Mazda MX-5 Miata Hits 900,000 Sold To Continue as Best Selling Roadster
The Mazda MX-5 Miata has sold 900,000 units across the world since first being introduced at the Chicago Auto Show, which starts Feb. 11, back in 1989. Since its inception, it has sold 389,000 units in the United States.
The 500,000th MX-5 Miata was produced in 1999 and sold in the United States. In 2000, Guinness World Records recognized the MX-5 as the world’s top-selling sports car, a distinction that has been further solidified with every 100,000 additional units built in 2002, 2005 and 2007. The 900,000th unit is a soft-top, six-speed manual-equipped Copper Red MX-5, and destined for Germany, which makes sense when you consider the United States is the largest market for the MX-5 Miata.
The first-generation Mazda MX-5 Miata (1990-1997 model years) was equipped with a 1.6-liter, inline four-cylinder engine that produced 116 horsepower and 100 lb-ft of torque. Remember the days when 116 horsepower was considered a lot in a small car like this?
A removable hardtop was optional and initial color choices were red, white and blue. The starting price was $14,000, and early production of the affordable roadster could not meet demand.
A redesigned second-generation model was unveiled at the Tokyo Motor Show in 1997 (model years 1999-2005 – there was no 1998 model-year car) and the third generation model was introduced at the Geneva International Motor Show in 2005 (model years 2006-present). If Mazda continues the trend, we’re probably not going to see a Mazda MX-5 Miata redesign until a 2012 auto show.
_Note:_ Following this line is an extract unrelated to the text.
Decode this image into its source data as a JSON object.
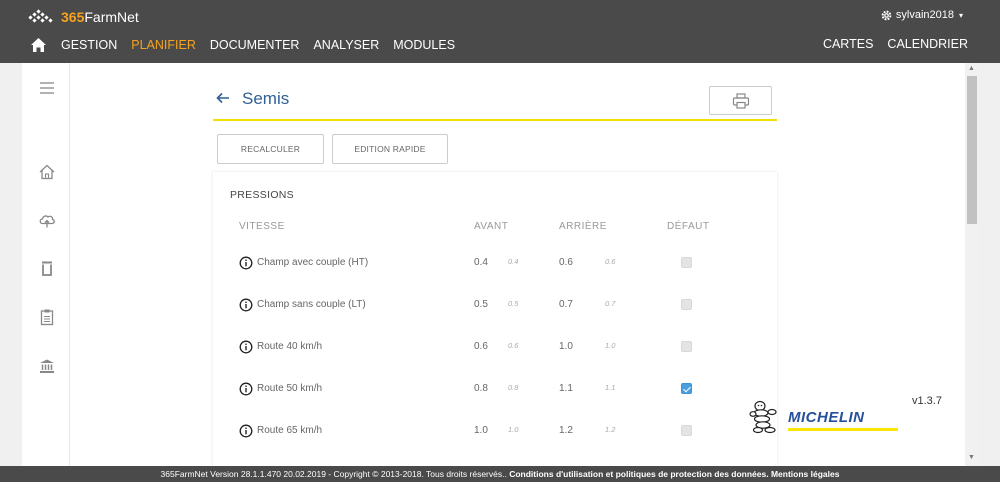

Currently equipped with an MZR-series 2.0-liter, inline four-cylinder engine, today’s Mazda MX-5 Miata produces 167 horsepower (158 for automatic transmission) and delivers 140 lb-ft of torque. The soft-topped Sport model starts at $23,110 with top-level, Power Retractable Hard Top (PRHT) Grand Touring models starting at $28,550.
A lot of the Miata’s appeal comes from its engine that is mounted front mid-ship for improved handling. Mazda engineers have also worked hard to keep the car’s weight down by using an aluminum hood and trunk lid, aluminum front control arms, aluminum rear uprights and rear calipers. The 2.0-liter engine has an aluminum block and head, the exhaust manifold is lightweight tubular steel instead of cast iron, and the intake manifold and cam cover are made from lightweight composite plastic.
What’s significant about the current-generation Miata is it is the most Americanized of the three generations. It is the first MX-5 Miata that somebody over 6’1” tall can comfortably drive. Those with inseams above 32 inches would find it an uncomfortable driving experience.
It’s the current generation Miata that adopted the worldwide name with its 2005 introduction. Before 2005, it was simply known as the Miata in the United States but Mazda made the move to go with the universal name, which practically nobody in the U.S. uses still.
The Miata was even the subject of a bad sitcom on CBS called “Yes Dear.” The nerdy Greg went out and bought one because he wanted a convertible over his wife’s wishes. Well, when he came home with it, everybody proclaimed, “That’s a chick car.”
Of course, true racing fans know the Miata is anything but a chick car. It would be pretty impossible to sell 900,000 if it was favored entirely by one gender. As Mazda has pointed out previously, the largest road-racing class in the U.S. is the SCCA’s Spec Miata class, with nearly 1,500 first- and second-generation Miatas tearing up America’s racetracks, “making it the most-raced production car in the world.” We can’t indendepently verify that claim, so we’ll just have to take Mazda’s word for it.
U.S. News & World Report’s Cars section did recently honor the Miata as a best car for the money in its sports car class. Nary a peep of complaint was heard from the motoring classes on that selection because it is a good value for decent performance and great handling.
Mazda Motorsports is best known for its RX-8 racing. It recently saw its first podium finish for the Mazda RX-8 Team led by actor Patrick Dempsey at the Rolex 24 at Daytona. Dempsey and fellow drivers Joe Foster, Charles Espenlaub and Tom Long raced to a third-place finish at the event. The team led six times for a total of 197 laps, Dempsey himself being the first of the four team drivers to lead. The team was leading when Tom Long spun on lap 512, at which time the car developed an electrical issue and failed to restart. The team dropped to fifth before recovering for a third-place finish – the first ever for the No 40 team and the best-placed Mazda in the race.